Samantha works hard to be a dedicated employee, but as a single mother she feels like it’s impossible to balance that with her responsibilities to her children. When she misses work to take care of an emergency for one of her kids, it can cause issues with her job.
Samantha’s story is not unique. And I’ve learned a great deal over the past year and a half hearing firsthand from people in poverty, listening to case workers on the front lines of social service delivery, and collaborating with a group of community leaders, experts, and advocates on the issue of intergenerational poverty.
A year and a half ago, I gathered a group of leaders together as the first ever Salt Lake County Intergenerational Poverty Task Force to understand challenges and seek for solutions. This group is comprised of representatives from Salt Lake County agencies who brought expertise in physical and behavioral health, human services, housing, economic development, and education. From the general community we have a child psychologist, state Child and Family Services representative, school district leaders and educators, city government officials, a University of Utah researcher and the state Department of Workforce Services. Many others have lent their help as well.
As this tremendous group of leaders, experts and advocates has met over this past year and a half, we’ve asked some key questions: What barriers do people in poverty regularly face, and what policy or system changes ought to be pursued to make a difference?
We’ve put our findings and recommendations into a comprehensive report on intergenerational poverty in our county, and I’d like to summarize some of our key findings here.
First, it’s important to note that most people who are stuck in a cycle of poverty desperately want to escape. They want to work and earn a living for their family, become self sufficient and prepare their children for success. Many struggle to find affordable housing, reliable transportation to get to jobs and employment that pays enough to make ends meet. Some face barriers to being truly work ready, such as mental and emotional health challenges.
Second, we frequently hear about challenges in policy, such as the “welfare cliff effect.” This is the notion that when someone earns more income (whether through a new job, a raise, or working more hours) they face a sudden and steep decline in public assistance benefits, often making the marginal increase in income not even worth it. Both the case workers and recipients of public assistance cited the cliff effect as a significant problem. We urge a state-level analysis of the scope and impact of the cliff effect, as well as any other perverse incentives that inadvertently disincentivize work.
Third, it became clear that a locally oriented, geographically targeted approach is a necessary way to truly address poverty. Data from the Department of Workforce Services showed that the zip code 84119 had the highest concentration of people experiencing intergenerational poverty of any zip code in the county. Our task force has focused our information-gathering effort on that area, as well as possible interventions.
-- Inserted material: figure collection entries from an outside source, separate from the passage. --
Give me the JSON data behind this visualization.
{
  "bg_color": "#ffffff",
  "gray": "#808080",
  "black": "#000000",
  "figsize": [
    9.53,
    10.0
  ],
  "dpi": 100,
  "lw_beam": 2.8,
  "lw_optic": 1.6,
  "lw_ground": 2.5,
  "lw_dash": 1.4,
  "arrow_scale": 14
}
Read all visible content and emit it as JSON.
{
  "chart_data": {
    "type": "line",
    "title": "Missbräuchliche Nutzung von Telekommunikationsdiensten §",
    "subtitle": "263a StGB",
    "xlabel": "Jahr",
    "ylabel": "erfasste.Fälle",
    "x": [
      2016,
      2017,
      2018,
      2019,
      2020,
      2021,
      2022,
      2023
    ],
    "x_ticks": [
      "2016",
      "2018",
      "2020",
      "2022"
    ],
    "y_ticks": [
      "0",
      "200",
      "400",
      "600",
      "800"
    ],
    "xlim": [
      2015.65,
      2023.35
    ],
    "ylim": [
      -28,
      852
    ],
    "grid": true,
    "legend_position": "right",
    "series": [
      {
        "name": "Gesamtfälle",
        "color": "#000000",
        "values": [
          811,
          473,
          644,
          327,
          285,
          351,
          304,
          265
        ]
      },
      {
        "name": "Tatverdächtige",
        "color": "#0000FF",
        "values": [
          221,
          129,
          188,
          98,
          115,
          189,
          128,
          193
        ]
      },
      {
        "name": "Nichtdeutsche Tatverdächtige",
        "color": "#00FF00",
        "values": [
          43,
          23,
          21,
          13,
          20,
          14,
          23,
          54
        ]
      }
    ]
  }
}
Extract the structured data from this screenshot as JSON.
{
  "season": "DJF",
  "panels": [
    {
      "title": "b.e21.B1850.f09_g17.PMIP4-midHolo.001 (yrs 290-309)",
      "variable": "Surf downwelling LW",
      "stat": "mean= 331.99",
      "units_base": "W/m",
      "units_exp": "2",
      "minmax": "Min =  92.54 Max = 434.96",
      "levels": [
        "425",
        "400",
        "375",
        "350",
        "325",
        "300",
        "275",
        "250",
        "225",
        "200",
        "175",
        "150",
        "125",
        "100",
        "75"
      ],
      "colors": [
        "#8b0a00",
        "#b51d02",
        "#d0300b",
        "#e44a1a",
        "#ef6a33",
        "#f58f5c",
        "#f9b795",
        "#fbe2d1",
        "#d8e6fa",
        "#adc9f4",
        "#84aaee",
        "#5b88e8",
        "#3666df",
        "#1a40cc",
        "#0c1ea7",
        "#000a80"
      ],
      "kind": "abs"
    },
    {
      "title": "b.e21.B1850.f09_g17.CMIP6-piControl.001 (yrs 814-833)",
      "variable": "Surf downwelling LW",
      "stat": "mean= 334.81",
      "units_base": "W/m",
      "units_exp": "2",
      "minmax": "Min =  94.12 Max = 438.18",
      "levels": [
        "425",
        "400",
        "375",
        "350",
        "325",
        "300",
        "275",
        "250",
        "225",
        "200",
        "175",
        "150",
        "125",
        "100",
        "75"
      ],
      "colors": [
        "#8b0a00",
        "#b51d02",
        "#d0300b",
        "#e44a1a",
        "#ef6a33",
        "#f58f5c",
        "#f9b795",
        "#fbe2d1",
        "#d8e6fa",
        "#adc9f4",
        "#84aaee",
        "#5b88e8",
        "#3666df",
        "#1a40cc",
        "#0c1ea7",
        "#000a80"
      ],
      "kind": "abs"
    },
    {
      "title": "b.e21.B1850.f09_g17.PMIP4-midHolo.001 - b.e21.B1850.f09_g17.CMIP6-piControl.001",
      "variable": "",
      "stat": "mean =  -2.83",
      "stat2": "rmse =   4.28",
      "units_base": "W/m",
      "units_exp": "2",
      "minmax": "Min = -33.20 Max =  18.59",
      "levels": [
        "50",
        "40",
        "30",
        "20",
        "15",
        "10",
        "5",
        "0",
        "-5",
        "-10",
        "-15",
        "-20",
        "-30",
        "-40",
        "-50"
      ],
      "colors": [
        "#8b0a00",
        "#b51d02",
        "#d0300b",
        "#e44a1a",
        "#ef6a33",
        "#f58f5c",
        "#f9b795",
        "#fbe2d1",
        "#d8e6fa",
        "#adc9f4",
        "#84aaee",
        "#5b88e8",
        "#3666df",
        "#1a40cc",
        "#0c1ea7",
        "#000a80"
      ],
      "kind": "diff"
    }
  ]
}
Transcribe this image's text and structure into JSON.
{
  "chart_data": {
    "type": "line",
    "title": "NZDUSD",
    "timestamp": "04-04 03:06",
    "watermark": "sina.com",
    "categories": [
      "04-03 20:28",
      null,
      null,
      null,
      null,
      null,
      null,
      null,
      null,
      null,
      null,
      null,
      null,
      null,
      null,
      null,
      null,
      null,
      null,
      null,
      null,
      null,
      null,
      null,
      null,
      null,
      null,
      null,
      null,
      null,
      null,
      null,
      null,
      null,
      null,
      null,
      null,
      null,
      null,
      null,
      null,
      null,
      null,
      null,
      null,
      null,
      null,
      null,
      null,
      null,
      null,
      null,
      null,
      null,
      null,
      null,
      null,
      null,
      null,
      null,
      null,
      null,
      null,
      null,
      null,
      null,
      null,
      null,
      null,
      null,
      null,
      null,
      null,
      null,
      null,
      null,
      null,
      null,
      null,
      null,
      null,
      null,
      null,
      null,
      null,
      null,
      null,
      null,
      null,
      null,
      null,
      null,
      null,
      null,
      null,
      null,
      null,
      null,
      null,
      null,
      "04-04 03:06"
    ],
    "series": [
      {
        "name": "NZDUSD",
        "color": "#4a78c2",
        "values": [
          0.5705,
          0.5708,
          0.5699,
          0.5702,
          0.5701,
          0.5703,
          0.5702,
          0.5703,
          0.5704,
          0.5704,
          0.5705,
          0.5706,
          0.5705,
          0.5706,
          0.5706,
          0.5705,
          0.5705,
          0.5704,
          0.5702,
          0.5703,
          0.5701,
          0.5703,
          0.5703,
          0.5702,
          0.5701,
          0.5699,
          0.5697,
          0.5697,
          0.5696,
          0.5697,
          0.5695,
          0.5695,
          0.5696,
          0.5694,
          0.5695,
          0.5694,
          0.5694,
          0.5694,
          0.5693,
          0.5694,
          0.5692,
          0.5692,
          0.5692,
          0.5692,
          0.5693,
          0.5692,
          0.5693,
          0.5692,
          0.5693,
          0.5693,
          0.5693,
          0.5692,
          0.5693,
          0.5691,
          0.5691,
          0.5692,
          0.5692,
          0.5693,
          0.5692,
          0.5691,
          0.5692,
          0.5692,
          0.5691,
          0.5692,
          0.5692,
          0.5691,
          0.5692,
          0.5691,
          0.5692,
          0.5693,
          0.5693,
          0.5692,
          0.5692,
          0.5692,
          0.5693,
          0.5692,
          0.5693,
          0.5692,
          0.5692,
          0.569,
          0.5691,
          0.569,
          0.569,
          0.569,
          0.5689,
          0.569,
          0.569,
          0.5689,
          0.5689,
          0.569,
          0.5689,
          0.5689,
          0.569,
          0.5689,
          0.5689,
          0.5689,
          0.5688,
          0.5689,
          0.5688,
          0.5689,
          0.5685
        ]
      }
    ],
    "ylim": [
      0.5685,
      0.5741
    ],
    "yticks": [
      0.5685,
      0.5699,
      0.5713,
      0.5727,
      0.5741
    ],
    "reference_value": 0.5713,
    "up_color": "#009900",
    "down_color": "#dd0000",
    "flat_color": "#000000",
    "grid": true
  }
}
The Salt Lake County System Navigator Pilot Program is creating a cloud-based data tool to help clients more efficiently navigate social services and will partially focus in 84119. Our task force has recently decided to zero in on Redwood Elementary School as a partner for better understanding and addressing intergenerational poverty. We are also exploring how to set up a cohort of the Circles program in 84119. Circles is an innovative nonprofit that builds social capital around “circles leaders,” pairing them with a team of mentors. It is precisely the kind of approach I believe is needed to help our fellow residents break the cycle of poverty.
Though a local focus is warranted for specific interventions, big picture policy issues must still be addressed. The cliff effect should be thoroughly assessed and mitigated. We should explore if mental health treatments can become a qualifying activity under the work participation requirements for public assistance recipients. And ongoing efforts to addressing housing affordability, transportation infrastructure and economic opportunity overall should continue with renewed vigor.
Lastly, it is vital that any anti-poverty conversations involve a priority to reduce the prevalence of childhood trauma. Far too many of our young Utahns are experiencing what social scientists now call “Adverse Childhood Experiences,” including any forms of physical, emotional or sexual abuse of a child. If we’re serious about stopping the cycle of poverty, we must also become serious about trauma-informed care as a component of any anti-poverty effort.
Not only people like Samantha need the changes and supports mentioned above to help break the cycle of poverty. Our county, and our state, also needs people like Samantha. We need every single resident to be able to participate in our economy and society to their fullest potential, bringing all that they have to offer to the table. As Utah’s economy continues to evolve into the 21st century, we will only remain the opportunity capital of the nation if we have all hands on deck. And that starts with making it a reality for any Utahn to be able to be a good parent, as well as a good employee. After all, Utah’s success hinges on a strong economy, as well as strong families, whatever those families look like.